Vauxhall has recently simplified its range structure, meaning the range now comprises three versions – Design, GS Line and Ultimate – as well as reducing the prices for both the ICE and PHEV models compared to its predecessor.
The cheapest Grandland you can buy, the 1.2-litre petrol with six-speed manual in Design trim, will set you back £25,810, a saving of £1,780 over the pre-facelift model. Add £2.5k for the 1.5-litre diesel and eight-speed auto in the same trim.
The plug-in hybrid, only available in the upper two trims, starts from £33,820 in GS Line, topping out at £37,375 in Ultimate. The latter is just shy of £4k cheaper than the like-for-like previous Grandland PHEV.
What's the verdict?
With seemingly no end to the public’s love affair for crossovers, the Grandland, launched in 2018, was well due a facelift. It joins the Mokka and Astra in being given the Vizor treatment, and it wears its new face just as well as its siblings.

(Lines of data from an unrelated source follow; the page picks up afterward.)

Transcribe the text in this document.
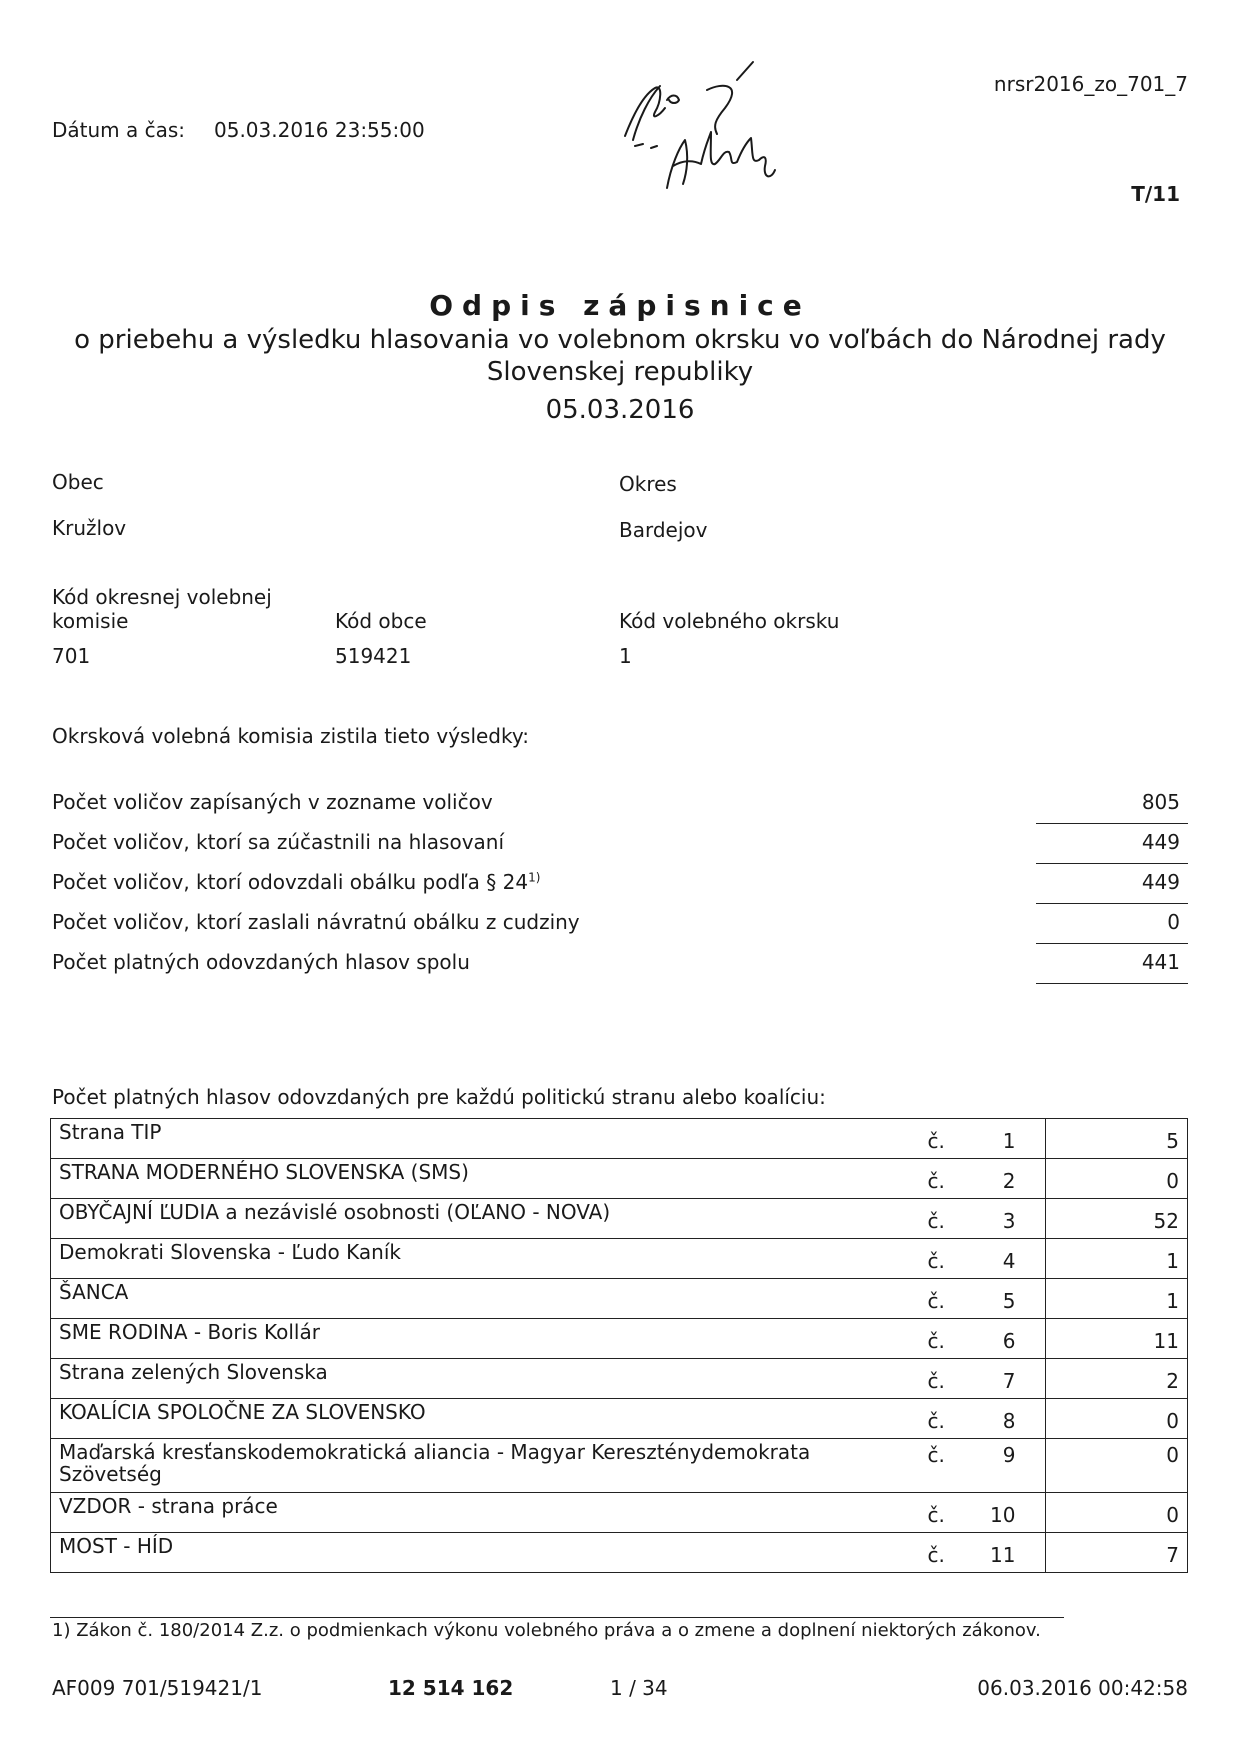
Dátum a čas: 05.03.2016 23:55:00
nrsr2016_zo_701_7
T/11
Odpis zápisnice
o priebehu a výsledku hlasovania vo volebnom okrsku vo voľbách do Národnej rady Slovenskej republiky
05.03.2016
Obec
Kružlov
Okres
Bardejov
Kód okresnej volebnej
komisie
701
Kód obce
519421
Kód volebného okrsku
1
Okrsková volebná komisia zistila tieto výsledky:
Počet voličov zapísaných v zozname voličov	805
Počet voličov, ktorí sa zúčastnili na hlasovaní	449
Počet voličov, ktorí odovzdali obálku podľa § 24$^{1)}$	449
Počet voličov, ktorí zaslali návratnú obálku z cudziny	0
Počet platných odovzdaných hlasov spolu	441
Počet platných hlasov odovzdaných pre každú politickú stranu alebo koalíciu:
Strana TIP	č. 1	5
STRANA MODERNÉHO SLOVENSKA (SMS)	č. 2	0
OBYČAJNÍ ĽUDIA a nezávislé osobnosti (OĽANO - NOVA)	č. 3	52
Demokrati Slovenska - Ľudo Kaník	č. 4	1
ŠANCA	č. 5	1
SME RODINA - Boris Kollár	č. 6	11
Strana zelených Slovenska	č. 7	2
KOALÍCIA SPOLOČNE ZA SLOVENSKO	č. 8	0
Maďarská kresťanskodemokratická aliancia - Magyar Kereszténydemokrata Szövetség	č. 9	0
VZDOR - strana práce	č. 10	0
MOST - HÍD	č. 11	7
1) Zákon č. 180/2014 Z.z. o podmienkach výkonu volebného práva a o zmene a doplnení niektorých zákonov.
AF009 701/519421/1	12 514 162	1 / 34	06.03.2016 00:42:58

It remains as comfortable and spacious as its predecessor, aided by a whole array of new tech and refreshed cabin, if only let down by some interior own goals. The drive and ride aren’t anything to write home about but remain as good as they need to be for a car in this class, with the plug-in hybrid in particular an appealing choice.
Add together the eye-catching looks, advanced tech, and a reduced price compared to its predecessor, and the result is a sensible choice for families and company car drivers alike.